Retiro el agua, acuesto a la niña, preparo algo rápido para comer, acumulando más corotos sucios, plancho la camisa de mi esposo, le doy un beso de despedida y, con los gritos de fondo de mi hijo Markel quien llora cada vez que su papá sale de casa sin él, cierro la puerta de mi habitación, me acuesto al lado de mi hija y pienso “que se caiga el mundo, yo me quedo aquí”.

Y de repente recuerdo el versículo con el que comencé el año, el versículo que tomé como lema para mi familia, para mi hogar este año:

“No nos cansemos, pues, de hacer bien; porque a su tiempo segaremos, si no desmayamos”, Gálatas 6:9

¡Aaaaaaaaaaaaaahhhhhhhh! ¡pero estoy tan cansada!

Y de nuevo escucho en mi interior, “no te canses de hacer el bien a tu familia.

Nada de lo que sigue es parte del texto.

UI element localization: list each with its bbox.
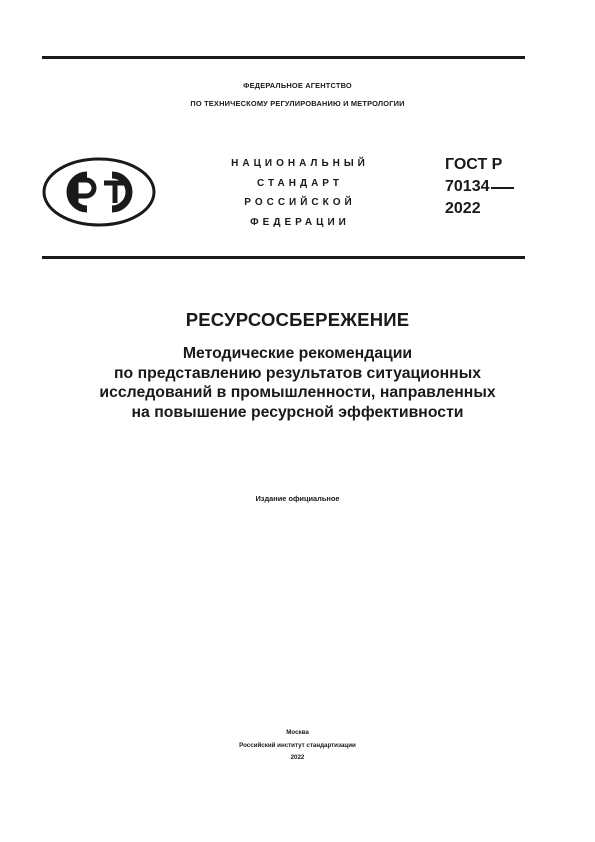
designation-prefix: ГОСТ Р [445,156,503,173]
document-title: РЕСУРСОСБЕРЕЖЕНИЕ [185,309,410,330]
top-rule [42,56,525,59]
imprint-year: 2022 [290,754,305,761]
rst-logo-icon [42,157,156,227]
imprint [0,727,595,765]
standard-type-line: СТАНДАРТ [257,177,343,189]
middle-rule [42,256,525,259]
edition-label: Издание официальное [255,494,340,503]
standard-designation [445,154,514,220]
imprint-publisher: Российский институт стандартизации [239,741,356,749]
designation-number: 70134 [445,178,490,195]
subtitle-line: Методические рекомендации [182,345,413,362]
agency-line-2: ПО ТЕХНИЧЕСКОМУ РЕГУЛИРОВАНИЮ И МЕТРОЛОГИИ [190,99,405,108]
designation-dash [491,187,514,189]
standard-type-line: ФЕДЕРАЦИИ [250,216,350,228]
subtitle-line: исследований в промышленности, направленных [99,384,496,401]
document-subtitle [40,344,555,422]
agency-line-1: ФЕДЕРАЛЬНОЕ АГЕНТСТВО [243,81,352,90]
standard-type-line: НАЦИОНАЛЬНЫЙ [231,158,369,169]
standard-type [205,154,395,232]
subtitle-line: на повышение ресурсной эффективности [131,403,464,421]
designation-year: 2022 [445,200,481,217]
standard-type-line: РОССИЙСКОЙ [244,197,356,208]
subtitle-line: по представлению результатов ситуационных [114,364,481,382]
imprint-city: Москва [286,729,309,736]
designation-number-row [445,176,514,198]
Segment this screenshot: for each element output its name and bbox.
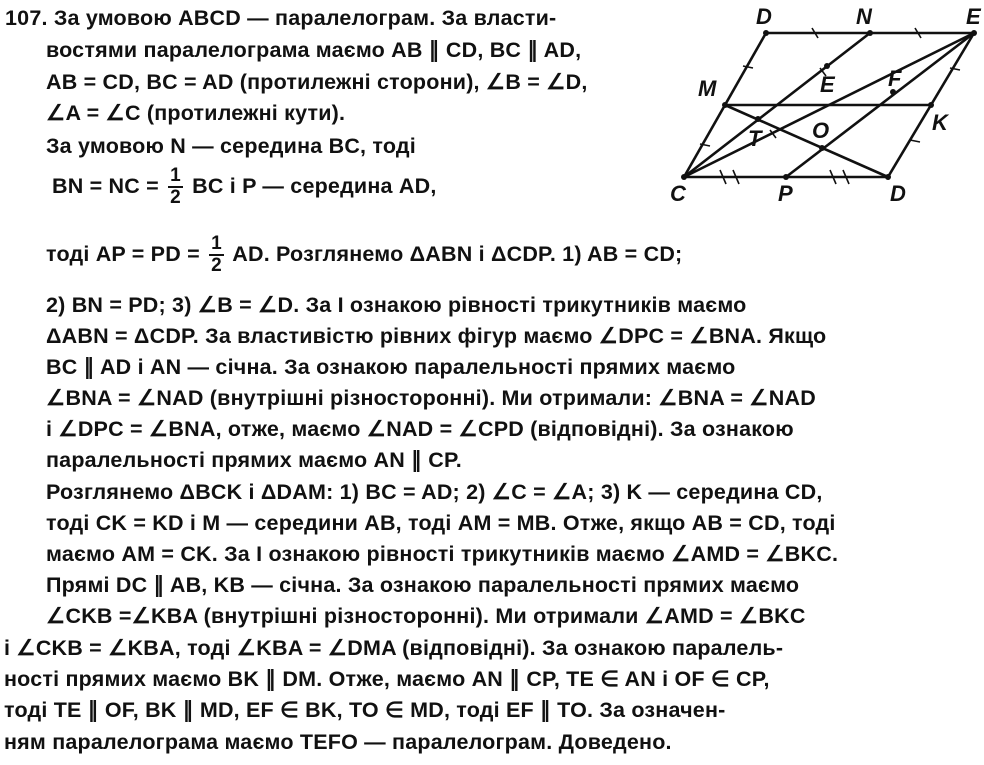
text-line-body-9 xyxy=(46,540,838,568)
text-line: ності прямих маємо BK ∥ DM. Отже, маємо AN ∥ CP, TE ∈ AN і OF ∈ CP, xyxy=(4,667,770,691)
text-line-body-14 xyxy=(4,696,726,724)
text-line: За умовою ABCD — паралелограм. За власти- xyxy=(53,6,557,30)
text-line-2 xyxy=(46,36,581,64)
text-line-4 xyxy=(46,99,345,127)
equation-right: BC і P — середина AD, xyxy=(192,174,437,198)
equation-left: тоді AP = PD = xyxy=(46,242,200,266)
text-line: паралельності прямих маємо AN ∥ CP. xyxy=(46,448,462,472)
text-line: AB = CD, BC = AD (протилежні сторони), ∠B = ∠D, xyxy=(46,70,588,94)
text-line: ∠BNA = ∠NAD (внутрішні різносторонні). Ми отримали: ∠BNA = ∠NAD xyxy=(46,386,816,410)
text-line: ΔABN = ΔCDP. За властивістю рівних фігур маємо ∠DPC = ∠BNA. Якщо xyxy=(46,324,827,348)
label-bottom-left: C xyxy=(670,181,686,206)
text-line: За умовою N — середина BC, тоді xyxy=(46,134,416,158)
label-inner-e: E xyxy=(820,72,835,97)
text-line: ∠CKB =∠KBA (внутрішні різносторонні). Ми отримали ∠AMD = ∠BKC xyxy=(46,604,806,628)
fraction-numerator: 1 xyxy=(211,233,222,255)
fraction-denominator: 2 xyxy=(211,255,222,277)
fraction-half xyxy=(209,234,224,276)
text-line-body-7 xyxy=(46,478,823,506)
text-line-body-5 xyxy=(46,415,794,443)
text-line-5 xyxy=(46,132,416,160)
text-line-1 xyxy=(5,4,556,32)
parallelogram-figure xyxy=(660,0,984,210)
fraction-denominator: 2 xyxy=(170,187,181,209)
text-line: і ∠CKB = ∠KBA, тоді ∠KBA = ∠DMA (відповідні). За ознакою паралель- xyxy=(4,636,784,660)
text-line-body-12 xyxy=(4,634,783,662)
label-inner-o: O xyxy=(812,118,830,143)
text-line: і ∠DPC = ∠BNA, отже, маємо ∠NAD = ∠CPD (відповідні). За ознакою xyxy=(46,417,794,441)
text-line-3 xyxy=(46,68,588,96)
label-inner-t: T xyxy=(748,126,762,151)
fraction-half xyxy=(168,166,183,208)
text-line: Розглянемо ΔBCK і ΔDAM: 1) BC = AD; 2) ∠C = ∠A; 3) K — середина CD, xyxy=(46,480,823,504)
text-line: BC ∥ AD і AN — січна. За ознакою паралельності прямих маємо xyxy=(46,355,736,379)
label-bottom-right: D xyxy=(890,181,906,206)
text-line-body-8 xyxy=(46,509,836,537)
label-inner-f: F xyxy=(888,66,902,91)
text-line-body-6 xyxy=(46,446,462,474)
equation-2 xyxy=(46,228,682,280)
text-line: Прямі DC ∥ AB, KB — січна. За ознакою паралельності прямих маємо xyxy=(46,573,800,597)
text-line-body-13 xyxy=(4,665,770,693)
label-top-mid: N xyxy=(856,4,872,29)
label-top-left: D xyxy=(756,4,772,29)
label-top-right: E xyxy=(966,4,981,29)
text-line-body-3 xyxy=(46,353,736,381)
text-line: востями паралелограма маємо AB ∥ CD, BC ∥ AD, xyxy=(46,38,582,62)
text-line-body-10 xyxy=(46,571,799,599)
text-line: маємо AM = CK. За I ознакою рівності трикутників маємо ∠AMD = ∠BKC. xyxy=(46,542,839,566)
label-bottom-mid: P xyxy=(778,181,793,206)
text-line: 2) BN = PD; 3) ∠B = ∠D. За I ознакою рівності трикутників маємо xyxy=(46,293,747,317)
text-line-body-15 xyxy=(4,728,672,756)
equation-1 xyxy=(52,160,437,212)
problem-number: 107. xyxy=(5,6,48,30)
text-line-body-1 xyxy=(46,291,746,319)
text-line: ∠A = ∠C (протилежні кути). xyxy=(46,101,346,125)
fraction-numerator: 1 xyxy=(170,165,181,187)
label-left-mid: M xyxy=(698,76,717,101)
equation-right: AD. Розглянемо ΔABN і ΔCDP. 1) AB = CD; xyxy=(232,242,683,266)
text-line-body-11 xyxy=(46,602,806,630)
text-line-body-2 xyxy=(46,322,826,350)
text-line: тоді CK = KD і M — середини AB, тоді AM = MB. Отже, якщо AB = CD, тоді xyxy=(46,511,836,535)
text-line: тоді TE ∥ OF, BK ∥ MD, EF ∈ BK, TO ∈ MD, тоді EF ∥ TO. За означен- xyxy=(4,698,726,722)
equation-left: BN = NC = xyxy=(52,174,159,198)
label-right-mid: K xyxy=(932,110,948,135)
text-line-body-4 xyxy=(46,384,816,412)
text-line: ням паралелограма маємо TEFO — паралелограм. Доведено. xyxy=(4,730,672,754)
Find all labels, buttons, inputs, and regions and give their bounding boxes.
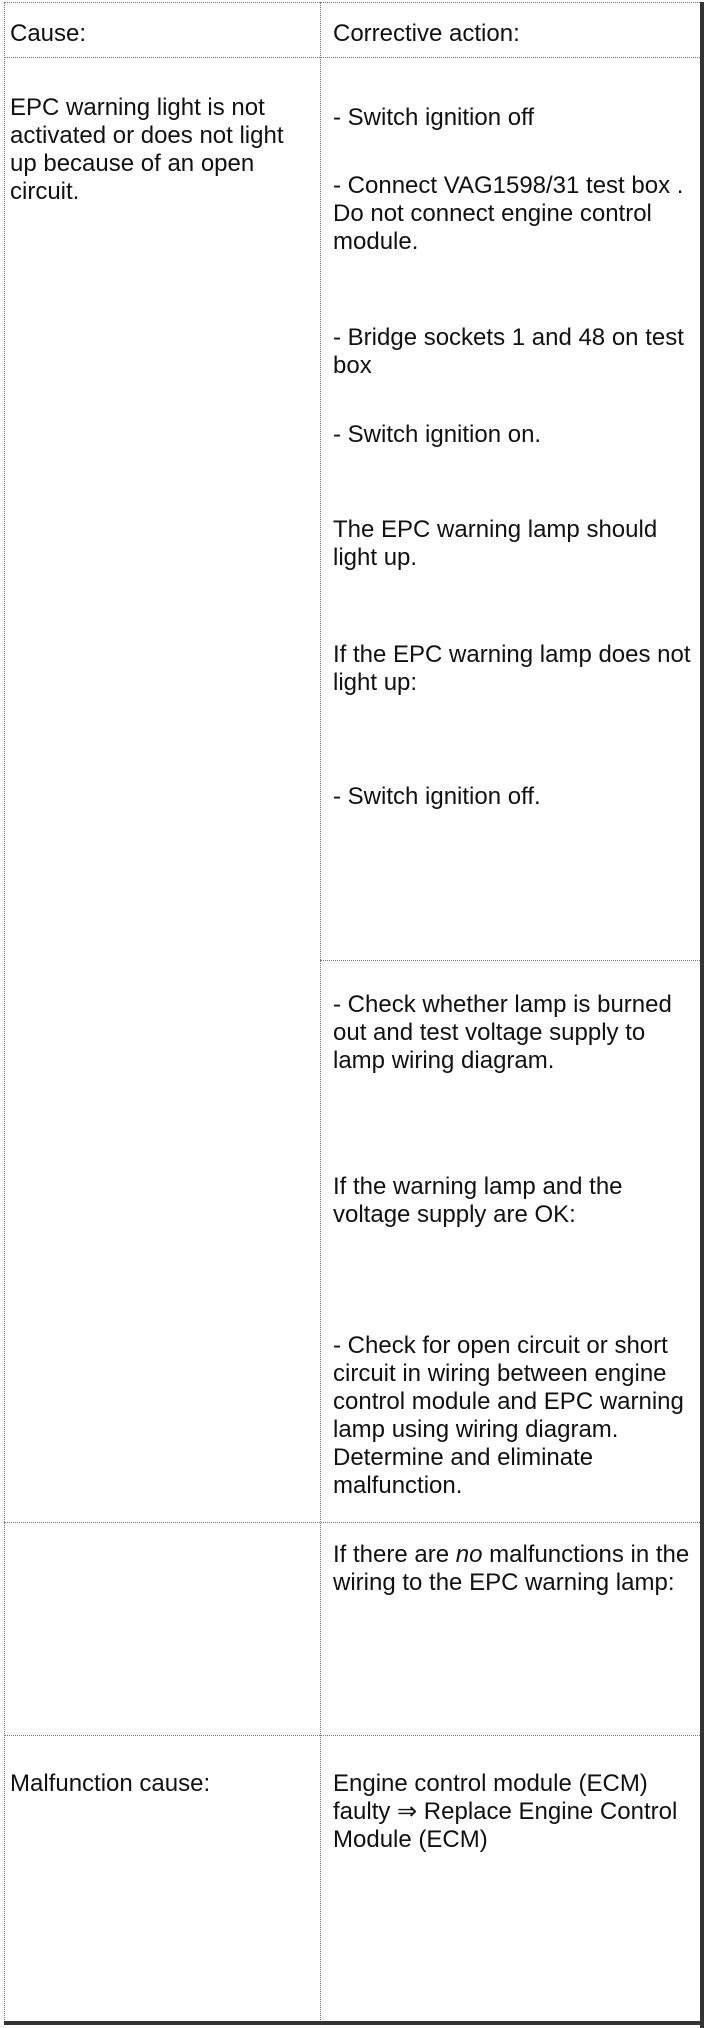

No desmayes y, con el tiempo, segarás”.

Así que me seco las lágrimas, aparto el cabello dorado de la carita de mi hija para que duerma tranquila, me levanto, abrazo a mi bebé que todavía llora desconsolado, le pido a mi hijo mayor que busque un libro y les leo una historia. Les dejo jugando mientras recojo la cocina y doblo la ropa, los baño, les pongo la pijama y dejo que escojan una película para que vean tranquilos comiendo palomitas de maíz.

Ya no estoy cansada, estoy agotada.

Pero ahora sí, puedo cerrar la puerta de mi cuarto sin ese peso en el corazón que me inquietaba una hora antes. Agarro mi Biblia, agarro la laptop y comienzo a descargar mi corazón contigo. Perdóname, pero hoy no tengo palabras de “sabiduría”, ni de ánimo, ni verdades transcendentales, ni teología pesada.

Hoy tan solo soy una mamá cansada que intenta seguir adelante con la tarea que el Señor le ha encomendado: cuidar de su familia de la mejor manera posible, mostrarles a Jesús en medio del desánimo, seguir adelante sin desmayar… confiando en la promesa de que algún día segaré.

¿Segaré qué? Lo único que deseo sembrar, lo único que mi corazón anhela, lo único por lo que sigo y no desmayo y continúo más allá del cansancio, es que mis hijos tengan una relación personal con Cristo, que amen al Señor con todo su corazón, que sean personas fieles y que crezcan en la plenitud de Aquel que todo lo llena en todo.

No sé en qué momento de tu vida estás, no sé si estarás cansada de alguna situación en particular, no lo sé. No conozco tu vida, no conozco tu historia. Pero si es algo que merece la pena, sigue y no desmayes. No te canses de hacer el bien, no te canses de hacer lo que tienes que hacer, aunque tu cuerpo ya no dé más de sí, aunque tu cerebro esté al borde de apagarse. Haz lo que tienes que hacer, hazlo bien y entonces, sí, descansa con la conciencia tranquila por saber que has realizado tu trabajo.